In quel momento qualcuno diceva accanto a lei: «Quel conte Altamira è il secondogenito del principe di San Nazaro-Pimentel: fu un Pimentel che tentò di salvare Corradino, decapitato nel 1268. È una delle più nobili famiglie di Napoli».

“Ecco una bella riprova della mia teoria” pensò Mathilde. “La nascita illustre toglie la forza di carattere senza la quale non ci si fa condannare a morte! È destino che questa sera io sragioni! E, poiché non sono che una donna come le altre, è meglio che vada a ballare.” Cedette alle preghiere del marchese de Croisenois, che da un’ora le chiedeva un galop, e, per distrarsi dal suo insuccesso in filosofia, volle essere molto seducente. Croisenois ne fu incantato.

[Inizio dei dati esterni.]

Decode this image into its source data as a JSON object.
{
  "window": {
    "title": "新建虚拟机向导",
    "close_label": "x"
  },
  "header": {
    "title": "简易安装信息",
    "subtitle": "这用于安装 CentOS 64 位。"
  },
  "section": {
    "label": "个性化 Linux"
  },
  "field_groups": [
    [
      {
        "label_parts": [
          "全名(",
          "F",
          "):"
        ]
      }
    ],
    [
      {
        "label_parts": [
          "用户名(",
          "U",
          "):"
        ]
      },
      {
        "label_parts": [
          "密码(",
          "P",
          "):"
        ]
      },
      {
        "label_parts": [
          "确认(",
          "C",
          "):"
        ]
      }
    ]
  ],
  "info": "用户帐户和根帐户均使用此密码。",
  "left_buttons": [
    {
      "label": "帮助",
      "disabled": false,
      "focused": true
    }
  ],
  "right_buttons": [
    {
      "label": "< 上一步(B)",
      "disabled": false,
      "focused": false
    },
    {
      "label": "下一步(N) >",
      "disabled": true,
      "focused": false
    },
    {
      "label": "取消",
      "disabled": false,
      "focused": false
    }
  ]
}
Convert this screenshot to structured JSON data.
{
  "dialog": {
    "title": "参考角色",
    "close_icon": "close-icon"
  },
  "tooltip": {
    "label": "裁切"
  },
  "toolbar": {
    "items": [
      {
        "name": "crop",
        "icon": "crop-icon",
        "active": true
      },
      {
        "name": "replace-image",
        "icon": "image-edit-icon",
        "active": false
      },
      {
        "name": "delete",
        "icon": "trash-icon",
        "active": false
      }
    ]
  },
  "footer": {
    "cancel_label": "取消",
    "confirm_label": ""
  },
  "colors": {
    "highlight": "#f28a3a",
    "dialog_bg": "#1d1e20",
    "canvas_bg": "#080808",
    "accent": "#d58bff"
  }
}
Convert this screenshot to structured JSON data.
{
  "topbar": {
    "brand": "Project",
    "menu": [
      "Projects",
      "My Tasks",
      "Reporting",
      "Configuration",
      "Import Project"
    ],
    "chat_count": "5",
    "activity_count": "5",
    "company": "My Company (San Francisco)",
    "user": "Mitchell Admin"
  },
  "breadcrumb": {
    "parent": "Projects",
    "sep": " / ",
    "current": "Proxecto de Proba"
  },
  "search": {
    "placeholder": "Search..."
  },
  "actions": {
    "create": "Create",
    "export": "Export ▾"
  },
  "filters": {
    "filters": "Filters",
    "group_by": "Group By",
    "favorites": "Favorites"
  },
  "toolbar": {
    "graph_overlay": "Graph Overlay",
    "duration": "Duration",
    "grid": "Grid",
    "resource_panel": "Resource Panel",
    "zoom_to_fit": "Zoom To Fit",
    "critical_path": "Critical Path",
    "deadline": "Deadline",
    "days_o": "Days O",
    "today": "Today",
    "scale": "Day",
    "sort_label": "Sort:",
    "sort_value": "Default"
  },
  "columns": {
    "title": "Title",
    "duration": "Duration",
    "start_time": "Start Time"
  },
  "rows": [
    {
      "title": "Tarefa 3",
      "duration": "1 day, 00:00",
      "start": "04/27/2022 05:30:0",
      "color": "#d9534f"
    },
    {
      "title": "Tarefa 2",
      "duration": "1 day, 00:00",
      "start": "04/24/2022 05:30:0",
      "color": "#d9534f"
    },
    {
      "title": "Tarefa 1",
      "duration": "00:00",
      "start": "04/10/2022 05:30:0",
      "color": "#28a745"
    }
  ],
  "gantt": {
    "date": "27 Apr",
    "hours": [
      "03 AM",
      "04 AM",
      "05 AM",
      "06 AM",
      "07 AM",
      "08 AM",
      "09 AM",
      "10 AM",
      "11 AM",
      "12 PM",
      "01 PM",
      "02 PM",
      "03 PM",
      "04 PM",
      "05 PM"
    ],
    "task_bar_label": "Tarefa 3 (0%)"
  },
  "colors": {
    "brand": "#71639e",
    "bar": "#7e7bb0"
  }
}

Ma né la danza né il desiderio di piacere a uno degli uomini più belli della corte poterono distrarre Mathilde. Sarebbe stato impossibile avere un successo maggiore: era la regina del ballo, ne era consapevole, ma anche indifferente.

“Che vita senza colore condurrò con un essere come Croisenois!” pensava mentre lui, un’ora dopo, la riaccompagnava al suo posto. “Dove posso trovare il piacere” continuò con tristezza “se, dopo sei mesi di assenza, non lo provo in mezzo a un ballo che è l’aspirazione di tutte le donne di Parigi? E per di più circondata dagli omaggi di una società che non potrei immaginare meglio assortita. Qui, di borghesi, vi sono solo alcuni pari e, forse, uno o due Julien. Eppure,” proseguiva con crescente malinconia “quali vantaggi mi ha dato la sorte: nome illustre, ricchezza, giovinezza, tutto, tranne la felicità! E di questi privilegi così poco interessanti mi hanno parlato per tutta la serata. Lo spirito credo di averlo, perché faccio paura a tutti loro in modo evidente. Se osano affrontare un argomento serio, dopo cinque minuti di conversazione sono tutti senza fiato, come se facessero la grande scoperta di una cosa che stavo ripetendo loro da un’ora. Sono bella, ho questo vantaggio per il quale Madame de Staël avrebbe sacrificato tutto, eppure è un fatto, muoio di noia. Esiste qualche ragione per cui mi annoierò meno, quando avrò cambiato il mio cognome con quello del marchese de Croisenois? Ma, mio Dio” pensò ancora, quasi con la voglia di piangere “non è, forse, un uomo perfetto? È il capolavoro dell’educazione di questo secolo; non si può guardarlo senza che lui trovi qualcosa di piacevole e anche di spiritoso da dirvi: inoltre è coraggioso… Ma quel Sorel è singolare” concluse. E nel suo sguardo l’espressione triste lasciava il posto a quella irritata. “L’ho avvertito che dovevo parlargli e non si degna di ricomparire!”

 

 

1Pellico: Silvio Pellico (1789-1854), celebre scrittore italiano, che Stendhal conobbe a Milano nel 1816.

2Coulon: ballerini famosi durante l’Impero e la Restaurazione.

3re Feretrio: nelle Passeggiate romane (1929), Stendhal racconta che un erudito aveva tradotto Jupiter Feretrius con «Giove e il re Feretrio» (Feretrio è uno degli epiteti di Giove in quanto testimone e garante dei patti, foedera).